Personal information
- Full name: Ihosvany Hernández Rivera
- Born: 6 August 1972 (age 53) Havana, Cuba
- Height: 2.06 m (6 ft 9 in)
- Weight: 90 kg (198 lb)

Volleyball information
- Position: Middle blocker
- Number: 14

Career
| Years | Teams |
| 1989–1990 | Ciudad de Habana |

National team
| 1989–2001 | Cuba |

Honours
Men's volleyball
Representing Cuba
World Championship
| Silver medal – second place | 1990 Brazil | Team |
| Bronze medal – third place | 1998 Japan | Team |
FIVB World Cup
| Gold medal – first place | 1989 Japan |  |
| Silver medal – second place | 1991 Japan |  |
World League
| Gold medal – first place | 1998 Milan |  |
| Silver medal – second place | 1994 Milan |  |
| Silver medal – second place | 1997 Moscow |  |
| Silver medal – second place | 1999 Mar del Plata |  |
World Grand Champions Cup
| Gold medal – first place | 2001 Japan | Team |
| Bronze medal – third place | 1997 Japan |  |
Pan American Games
| Gold medal – first place | 1991 Havana | Team |
| Gold medal – first place | 1999 Winnipeg | Team |
| Bronze medal – third place | 1995 Mar del Plata | Team |
Central American and Caribbean Games
| Gold medal – first place | 1998 Maracaibo | Team |

= Ihosvany Hernández =

Cuban volleyball player (born 1972)

Ihosvany Hernández Rivera (born 6 August 1972), more commonly known as Ihosvany Hernández, is a Cuban former volleyball player and three-time Olympian. Hernández played with the Cuban men's national volleyball team at the 1992 Summer Olympics in Barcelona, the 1996 Summer Olympics in Atlanta, and the 2000 Summer Olympics in Sydney. He was the captain of the Cuban team at the Sydney Olympics. Standing at 2.06 meters (6'9") in height, he was a middle blocker.

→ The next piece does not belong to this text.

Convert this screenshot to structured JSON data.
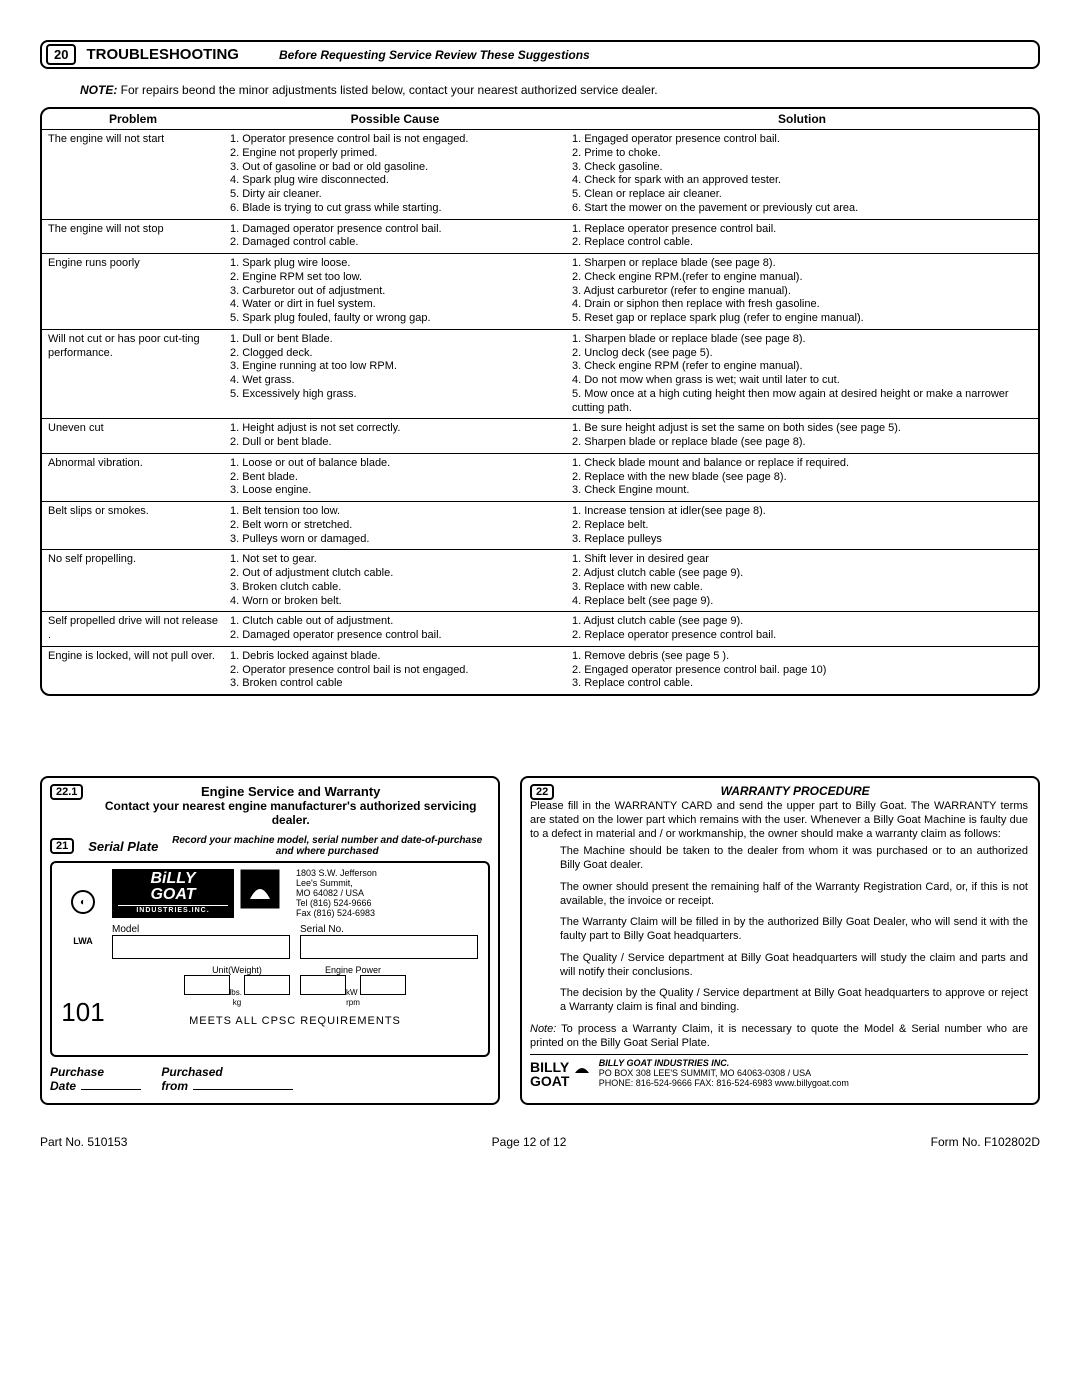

== World Cups and World Championships ==

Playing for the Cuban national team, Hernández won a gold medal at the 1989 FIVB World Cup in Japan, a silver medal at the 1990 FIVB World Championship in Brazil, a silver medal at the 1991 FIVB World Cup in Japan, and a bronze medal at the 1998 FIVB World Championship in Japan.

== Pan American Games ==

Hernández also helped the Cuban national team win gold medals at the 1991 Pan American Games in Havana and 1999 Pan American Games in Winnipeg, and the bronze medal at the 1995 Pan American Games in Mar del Plata.

==2001 Defection==

In 2001, Hernández was one of six players on the Cuban men's national volleyball team to leave a hotel they stayed at in Flanders for a tournament, and from there rode a train to Italy for political asylum. The other players were Leonel Marshall, Jorge Luis Hernández, Ángel Dennis, Yasser Romero, and Ramón Gato. Once they were granted asylum in Italy, this group was referred to as "the defectors".